Started by Norton Canes, May 04, 2017, 03:56:33 PM

Previous topic - Next topic

Shit Good Nose

Quote from: Bhazor on May 07, 2017, 11:17:52 PM
I picture Huq after a sturdy humping

At school we called her Konnie Fuck.  Because we all wanted to.

billtheburger

How it's made: Dream Cars marathon on until 10am. Phwoar.
I did intend to start work early today, too.

billtheburger

It's got an especially filthy soundtrack

im barry bethel

Quote from: billtheburger on May 16, 2017, 08:38:16 AM
How it's made: Dream Cars marathon on until 10am. Phwoar.
I did intend to start work early today, too.

Nat Geos Megafactories is not only more in depth and less rushed it doesn't have the irritating vreer vreer air wrench sound effect links.

Anyway the bastard grub only offspring of C'est Mai Fait is the glorious Food Factory, still with shit pun Tony plus added banter with the various owners/chefs/I need this job to pay for my mam's medicine-ers

https://m.youtube.com/watch?v=saWG4oA1oFk

billtheburger

My life fills much procrastination in many different forms, so I don't mind them rushing How It's Made, then I can move on to another doss about around the house thing instead.

Morrison Lard

If you want the absolute antithesis of How It's Made,
try watching "Inside The Factory" with Ggregg Walllace on bbc2.

The grinning gobshite tit will do his very best to have you praying for a stray banana skin and a tank of toxic waste.

Quote from: Mr Banlon on May 05, 2017, 03:33:13 AM
Amuse yourself by counting how many times Tony Hirst says 'next' per episode. Or more accurately, how many times he says 'nehhhhkst'.

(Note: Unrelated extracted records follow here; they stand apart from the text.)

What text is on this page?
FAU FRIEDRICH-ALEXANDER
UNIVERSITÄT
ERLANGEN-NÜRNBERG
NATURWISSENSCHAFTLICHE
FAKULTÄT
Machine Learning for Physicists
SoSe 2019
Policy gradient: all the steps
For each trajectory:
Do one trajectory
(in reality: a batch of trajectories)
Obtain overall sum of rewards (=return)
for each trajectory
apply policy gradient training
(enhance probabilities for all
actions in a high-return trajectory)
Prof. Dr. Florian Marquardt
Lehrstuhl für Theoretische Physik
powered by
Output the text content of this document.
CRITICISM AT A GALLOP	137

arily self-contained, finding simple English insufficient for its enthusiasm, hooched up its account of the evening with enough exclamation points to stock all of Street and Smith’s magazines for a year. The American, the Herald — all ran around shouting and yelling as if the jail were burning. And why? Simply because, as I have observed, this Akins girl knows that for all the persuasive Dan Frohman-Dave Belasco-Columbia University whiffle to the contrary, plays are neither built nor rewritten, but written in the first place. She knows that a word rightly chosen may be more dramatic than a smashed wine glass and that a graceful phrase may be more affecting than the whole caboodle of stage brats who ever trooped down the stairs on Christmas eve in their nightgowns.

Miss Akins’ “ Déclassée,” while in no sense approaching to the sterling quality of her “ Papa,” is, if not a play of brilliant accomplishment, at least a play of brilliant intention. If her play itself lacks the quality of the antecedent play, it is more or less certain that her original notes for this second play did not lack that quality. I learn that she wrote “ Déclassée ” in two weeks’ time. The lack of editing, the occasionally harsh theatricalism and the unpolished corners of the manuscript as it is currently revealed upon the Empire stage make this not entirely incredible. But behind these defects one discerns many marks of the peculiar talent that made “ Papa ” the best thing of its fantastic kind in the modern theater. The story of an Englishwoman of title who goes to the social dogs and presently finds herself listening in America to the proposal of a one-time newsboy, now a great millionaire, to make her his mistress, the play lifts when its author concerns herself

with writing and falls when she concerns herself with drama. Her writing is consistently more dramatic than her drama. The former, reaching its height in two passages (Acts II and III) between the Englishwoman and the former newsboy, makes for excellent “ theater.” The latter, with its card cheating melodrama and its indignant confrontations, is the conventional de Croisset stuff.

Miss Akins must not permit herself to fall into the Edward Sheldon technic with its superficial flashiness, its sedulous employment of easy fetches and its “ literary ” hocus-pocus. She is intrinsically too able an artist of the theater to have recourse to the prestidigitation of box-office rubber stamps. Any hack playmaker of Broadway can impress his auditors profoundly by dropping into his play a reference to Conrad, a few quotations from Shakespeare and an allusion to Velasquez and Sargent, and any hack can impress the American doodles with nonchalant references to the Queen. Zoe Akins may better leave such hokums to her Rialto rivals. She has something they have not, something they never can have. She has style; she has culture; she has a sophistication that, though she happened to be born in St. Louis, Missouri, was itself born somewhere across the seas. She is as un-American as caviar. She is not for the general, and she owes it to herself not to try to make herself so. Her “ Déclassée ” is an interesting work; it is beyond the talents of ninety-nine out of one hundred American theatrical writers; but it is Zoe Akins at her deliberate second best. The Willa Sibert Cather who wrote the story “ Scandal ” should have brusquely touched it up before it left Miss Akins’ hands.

Well folks, this is one C&B thread guaranteed to you in stitches.

Also, I've just realised that Tony Hirst is the bloke who used to be on Coronation Street. Well folks, that's that is one soap opera that is always up my street etc.

buzby

Quote from: Morrison Lard on May 21, 2017, 05:56:52 PM
If you want the absolute antithesis of How It's Made,
try watching "Inside The Factory" with Ggregg Walllace on bbc2.

The grinning gobshite tit will do his very best to have you praying for a stray banana skin and a tank of toxic waste.

The only thing that makes the programme watchable is imagining the industrial accidents that could befall him while he's there.